下面我们进入CoarseGrainedExecutorBackend的伴生类的main函数开始分析(源码同样基于Spark2.4):
def main(args: Array[String]) {
var driverUrl: String = null
var executorId: String = null
var hostname: String = null
var cores: Int = 0
var appId: String = null
var workerUrl: Option[String] = None
val userClassPath = new mutable.ListBuffer[URL]()
var argv = args.toList
while (!argv.isEmpty) {
argv match {
case ("--driver-url") :: value :: tail =>
driverUrl = value
argv = tail
case ("--executor-id") :: value :: tail =>
executorId = value
argv = tail
case ("--hostname") :: value :: tail =>
hostname = value
argv = tail
case ("--cores") :: value :: tail =>
cores = value.toInt
argv = tail
case ("--app-id") :: value :: tail =>
appId = value
argv = tail
case ("--worker-url") :: value :: tail =>
// Worker url is used in spark standalone mode to enforce fate-sharing with worker
workerUrl = Some(value)
argv = tail
case ("--user-class-path") :: value :: tail =>
userClassPath += new URL(value)
argv = tail
case Nil =>
case tail =>
// scalastyle:off println
System.err.println(s"Unrecognized options: ${tail.mkString(" ")}")
// scalastyle:on println
printUsageAndExit()
}
}
if (hostname == null) {
hostname = Utils.localHostName()
log.info(s"Executor hostname is not provided, will use '$hostname' to advertise itself")
}
if (driverUrl == null || executorId == null || cores <= 0 || appId == null) {
printUsageAndExit()
}
run(driverUrl, executorId, hostname, cores, appId, workerUrl, userClassPath)
System.exit(0)
}
main函数操作包含:获取命令行参数,解析校验参数,最后调用伴生类的run方法(解析见代码注释),如下:
private def run(
driverUrl: String,
executorId: String,
hostname: String,
cores: Int,
appId: String,
workerUrl: Option[String],
userClassPath: Seq[URL]) {
Utils.initDaemon(log)
SparkHadoopUtil.get.runAsSparkUser { () =>
// Debug code
Utils.checkHost(hostname)
// Bootstrap to fetch the driver's Spark properties.

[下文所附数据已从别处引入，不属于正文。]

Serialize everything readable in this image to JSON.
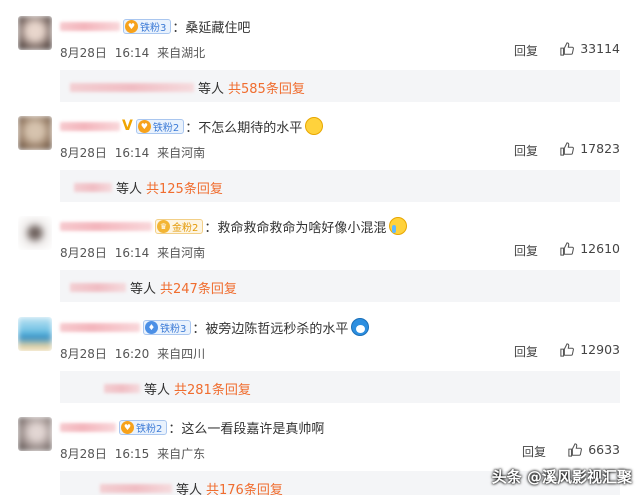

// 首先创建名为fetcher的RpcEnv,主要用于从driver拉取Spark配置信息,用完后面就关闭了
val executorConf = new SparkConf
val fetcher = RpcEnv.create(
"driverPropsFetcher",
hostname,
-1,
executorConf,
new SecurityManager(executorConf),
clientMode = true)
// 通过--driver-url参数注册获得Driver引用(driverUrl例如:spark://CoarseGrainedScheduler@node0:43195)
val driver = fetcher.setupEndpointRefByURI(driverUrl)
// 向Driver发送RetrieveSparkAppConfig消息,拉取Spark配置信息
val cfg = driver.askSync[SparkAppConfig](RetrieveSparkAppConfig)
val props = cfg.sparkProperties ++ Seq[(String, String)](("spark.app.id", appId))
fetcher.shutdown()
// Create SparkEnv using properties we fetched from the driver.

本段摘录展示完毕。